Gabrielle Welch
Owner, Welch Wellness
Houston, Texas
MBA ‘96
When Gabrielle Welch starts talking about the importance of kids’ nutrition, her passion is contagious. She aptly says she’s speaking from her “pizza box,” rather than her soapbox, as she discusses the pervasiveness of junk food.
“This is the first generation of children not expected to outlive their parents,” said Welch, founder of Welch Wellness and author of The Pizza Trap: Every Mom’s Guide to Breaking Children’s Dangerous Food Addictions, Ending Mealtime Battles and Building Healthy Habits for Life. “It’s only because of what kids are putting in their bodies. Period. One in three kids born in 2000 are expected to be diabetic by the time they’re 18. That’s my child. That’s real.”
Welch’s eldest daughter is the reason she is in the nutrition business. She was born with chronic health issues, including asthma and eczema.
“They wanted her taking several medications, and I didn’t see improvements in her health,” Welch said. “She was three and would most likely have to take medications for her entire life. That wasn’t the lifestyle I wanted for her. I realized early on we had to change our food and environment, so I looked at healing through food and taking out things that could exacerbate the problem. Her health improved dramatically. Food changes everything.”
Seeing her daughter’s health improve motivated Welch to start her own company in 2010.
“I realized there were a lot of people who suffered with the same problems,” she said. “I had a nine-year journey discovering and reading and gathering all of this information. And I learned by default with my kids. For other families going through similar health struggles with their kids, I wanted there to be a guide out there for them.”
Luckily, Welch had decided to get her MBA from Baylor early in her career, and those classes would help set the foundation for her company.
“I started Welch Wellness from the ground up with me, myself and I, and no real experience in starting a business,” she said. “Things I thought I’d never use again have been really useful to me. Marketing, accounting and finance, and even now with social media: these are all tools I need to run my business.”
Welch’s formal and informal education led her to write her book a few years later too.
“My feeling was, ‘Gosh, I wish I had something like that to read when my kids were little, so I could avoid a lot of things I had to go through with them,’” she said. “It’s the only book of its kind that tackles the issue of feeding our kids from a three-pronged approach: how to take back control and win the behavioral battle around healthy eating, how to decipher what’s happening in our country’s food environment so that we can teach our children to make better choices from an early age, how to navigate the grocery store, and choose healthy food alternatives when eating out or on-the-go, etc. It’s a hodge podge of information.”

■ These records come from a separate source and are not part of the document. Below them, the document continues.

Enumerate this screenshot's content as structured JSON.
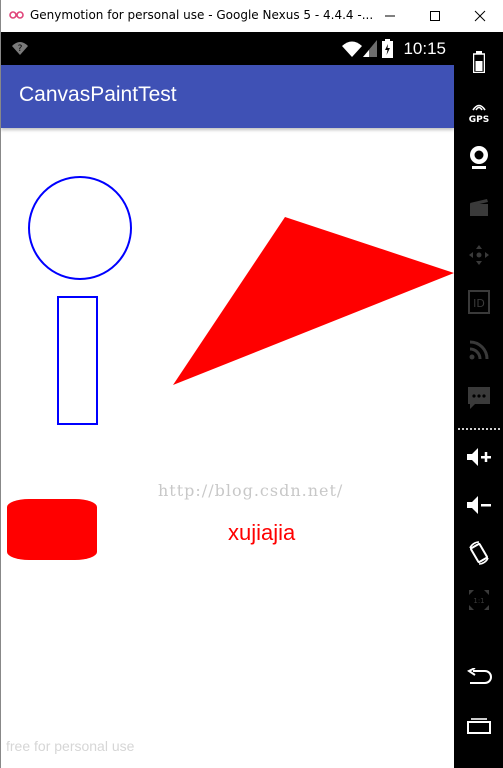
{
  "window": {
    "title": "Genymotion for personal use - Google Nexus 5 - 4.4.4 -...",
    "app_icon": "genymotion-logo-icon",
    "controls": [
      "minimize-icon",
      "maximize-icon",
      "close-icon"
    ]
  },
  "statusbar": {
    "time": "10:15",
    "icons": [
      "unknown-signal-icon",
      "wifi-icon",
      "cell-signal-icon",
      "battery-icon"
    ]
  },
  "actionbar": {
    "title": "CanvasPaintTest",
    "color": "#3f51b5"
  },
  "canvas": {
    "text_drawn": "xujiajia",
    "blog_watermark": "http://blog.csdn.net/",
    "shapes": [
      "circle-outline",
      "rectangle-outline",
      "triangle-filled",
      "rounded-rect-filled"
    ],
    "stroke_color": "#0000ff",
    "fill_color": "#ff0000"
  },
  "footer": {
    "watermark": "free for personal use"
  },
  "sidebar": {
    "gps_label": "GPS",
    "buttons": [
      "battery-icon",
      "gps-icon",
      "camera-icon",
      "video-capture-icon",
      "dpad-icon",
      "device-id-icon",
      "rss-icon",
      "sms-icon",
      "volume-up-icon",
      "volume-down-icon",
      "rotate-icon",
      "scale-icon",
      "back-icon",
      "recent-apps-icon"
    ]
  }
}
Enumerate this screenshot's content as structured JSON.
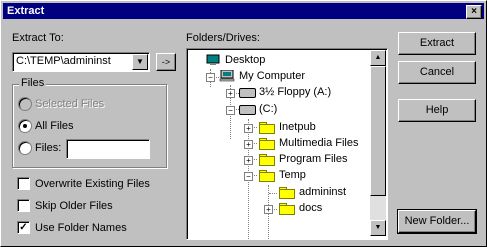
{
  "title": "Extract",
  "close_glyph": "×",
  "extract_to": {
    "label": "Extract To:",
    "value": "C:\\TEMP\\admininst",
    "browse_glyph": "->"
  },
  "files_group": {
    "label": "Files",
    "selected_files": "Selected Files",
    "all_files": "All Files",
    "files": "Files:",
    "files_value": ""
  },
  "options": {
    "overwrite": "Overwrite Existing Files",
    "overwrite_checked": false,
    "skip_older": "Skip Older Files",
    "skip_older_checked": false,
    "use_folder_names": "Use Folder Names",
    "use_folder_names_checked": true,
    "check_glyph": "✓"
  },
  "folders": {
    "label": "Folders/Drives:",
    "nodes": {
      "desktop": "Desktop",
      "my_computer": "My Computer",
      "floppy": "3½ Floppy (A:)",
      "c_drive": "(C:)",
      "inetpub": "Inetpub",
      "multimedia": "Multimedia Files",
      "program_files": "Program Files",
      "temp": "Temp",
      "admininst": "admininst",
      "docs": "docs"
    }
  },
  "buttons": {
    "extract": "Extract",
    "cancel": "Cancel",
    "help": "Help",
    "new_folder": "New Folder..."
  }
}
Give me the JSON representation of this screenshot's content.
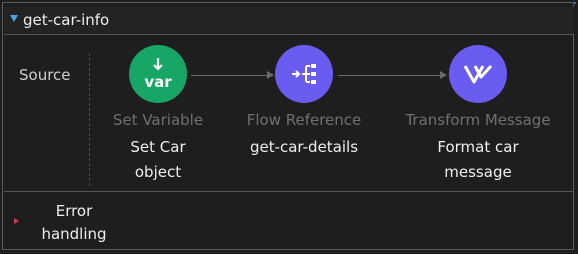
{
  "flow": {
    "name": "get-car-info",
    "source_label": "Source"
  },
  "processors": [
    {
      "type": "Set Variable",
      "name_lines": [
        "Set Car",
        "object"
      ],
      "icon": "var-icon",
      "icon_text": "var",
      "color": "#17a665"
    },
    {
      "type": "Flow Reference",
      "name_lines": [
        "get-car-details"
      ],
      "icon": "flow-reference-icon",
      "color": "#6a5cf0"
    },
    {
      "type": "Transform Message",
      "name_lines": [
        "Format car",
        "message"
      ],
      "icon": "dataweave-icon",
      "color": "#6a5cf0"
    }
  ],
  "error_handling": {
    "label_lines": [
      "Error",
      "handling"
    ],
    "toggle_color": "#d23a5a"
  },
  "colors": {
    "background": "#1e1e1e",
    "accent_top": "#2f6fb0",
    "collapse_icon": "#4aa3e8"
  }
}
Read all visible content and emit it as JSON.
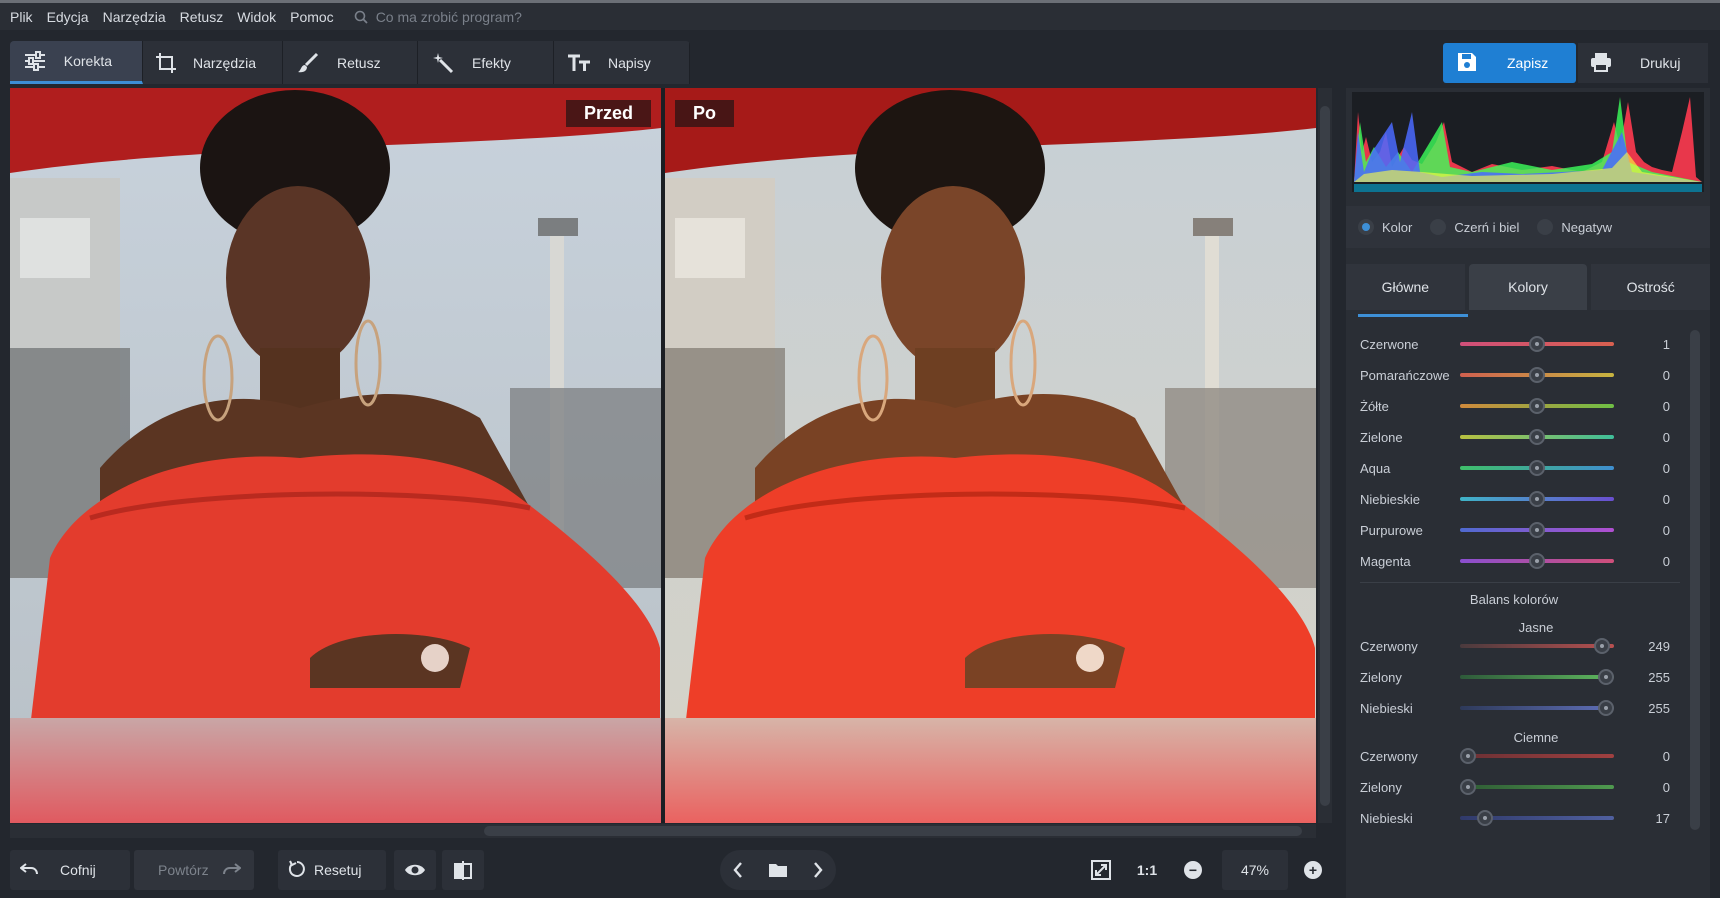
{
  "menu": [
    "Plik",
    "Edycja",
    "Narzędzia",
    "Retusz",
    "Widok",
    "Pomoc"
  ],
  "search": {
    "placeholder": "Co ma zrobić program?"
  },
  "tabs": [
    {
      "label": "Korekta",
      "icon": "sliders-icon"
    },
    {
      "label": "Narzędzia",
      "icon": "crop-icon"
    },
    {
      "label": "Retusz",
      "icon": "brush-icon"
    },
    {
      "label": "Efekty",
      "icon": "magic-wand-icon"
    },
    {
      "label": "Napisy",
      "icon": "text-icon"
    }
  ],
  "actions": {
    "save": "Zapisz",
    "print": "Drukuj"
  },
  "preview": {
    "before": "Przed",
    "after": "Po"
  },
  "bottom": {
    "undo": "Cofnij",
    "redo": "Powtórz",
    "reset": "Resetuj",
    "one_to_one": "1:1",
    "zoom": "47%"
  },
  "modes": [
    {
      "label": "Kolor",
      "selected": true
    },
    {
      "label": "Czerń i biel",
      "selected": false
    },
    {
      "label": "Negatyw",
      "selected": false
    }
  ],
  "panel_tabs": [
    "Główne",
    "Kolory",
    "Ostrość"
  ],
  "hsl": [
    {
      "label": "Czerwone",
      "value": "1",
      "colors": [
        "#d04f7a",
        "#d8604f"
      ]
    },
    {
      "label": "Pomarańczowe",
      "value": "0",
      "colors": [
        "#d0604f",
        "#c7b440"
      ]
    },
    {
      "label": "Żółte",
      "value": "0",
      "colors": [
        "#d08a3c",
        "#6fbf45"
      ]
    },
    {
      "label": "Zielone",
      "value": "0",
      "colors": [
        "#b8c040",
        "#3fbf9a"
      ]
    },
    {
      "label": "Aqua",
      "value": "0",
      "colors": [
        "#3fbf6a",
        "#3f8fd0"
      ]
    },
    {
      "label": "Niebieskie",
      "value": "0",
      "colors": [
        "#3fb4c8",
        "#6a4fd0"
      ]
    },
    {
      "label": "Purpurowe",
      "value": "0",
      "colors": [
        "#4f6ad0",
        "#b04fd0"
      ]
    },
    {
      "label": "Magenta",
      "value": "0",
      "colors": [
        "#8a4fd0",
        "#d04f7a"
      ]
    }
  ],
  "balance": {
    "title": "Balans kolorów",
    "light_title": "Jasne",
    "dark_title": "Ciemne",
    "light": [
      {
        "label": "Czerwony",
        "value": "249",
        "colors": [
          "#4a3a3d",
          "#b85050"
        ]
      },
      {
        "label": "Zielony",
        "value": "255",
        "colors": [
          "#2e5a3a",
          "#5fb85f"
        ]
      },
      {
        "label": "Niebieski",
        "value": "255",
        "colors": [
          "#2e3a5a",
          "#5f6fb8"
        ]
      }
    ],
    "dark": [
      {
        "label": "Czerwony",
        "value": "0",
        "colors": [
          "#6a3034",
          "#a04040"
        ]
      },
      {
        "label": "Zielony",
        "value": "0",
        "colors": [
          "#2e5a34",
          "#4f9a4f"
        ]
      },
      {
        "label": "Niebieski",
        "value": "17",
        "colors": [
          "#303a6a",
          "#5060a0"
        ]
      }
    ]
  },
  "slider_levels": {
    "hsl": [
      0.5,
      0.5,
      0.5,
      0.5,
      0.5,
      0.5,
      0.5,
      0.5
    ],
    "light": [
      0.97,
      1.0,
      1.0
    ],
    "dark": [
      0.0,
      0.0,
      0.12
    ]
  },
  "accent": "#1f7fd3"
}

She insists healthy food and a healthy environment should be part of a child’s upbringing from the day he or she is born.
“We’re talking to our kids about bullying, drugs and alcohol, but as parents we aren’t talking to our kids about the health issues associated with fast food and junk food,” Welch said. “Many kids may never have issues with drugs or alcohol or bullying, but they are exposed to junk food or unhealthy food choices daily. We call this the Standard American Diet, or SAD diet: a diet full of sugary, salty and fatty, processed foods. There is nothing that we experience with our kids that we don’t create, promote or allow.”
Over the past few generations, Americans have disassociated food with health, according to Welch, but, in recent years, there has been more research and funding given to nutrition and holistic health, and the effects of food as medicine. Plus, there is more information available for those seeking healthy alternatives.
“There are so many incredible food activists, mommy bloggers and parents of sick children who are writing big companies insisting on change because they are fed up,” she said. “If enough parents stand up, sign petitions and go to Congress, changes will be made.”
Since beginning her mission to create wholesome households to mitigate health concerns in children, Welch has noticed some setbacks, but she believes that progress is being made for a healthier society.
“I see positive change every day, especially when meeting with clients, talking with concerned moms and teaching my classes. But in the end, it comes down to the children. This generation of kids is going to change the way we eat and live for good.”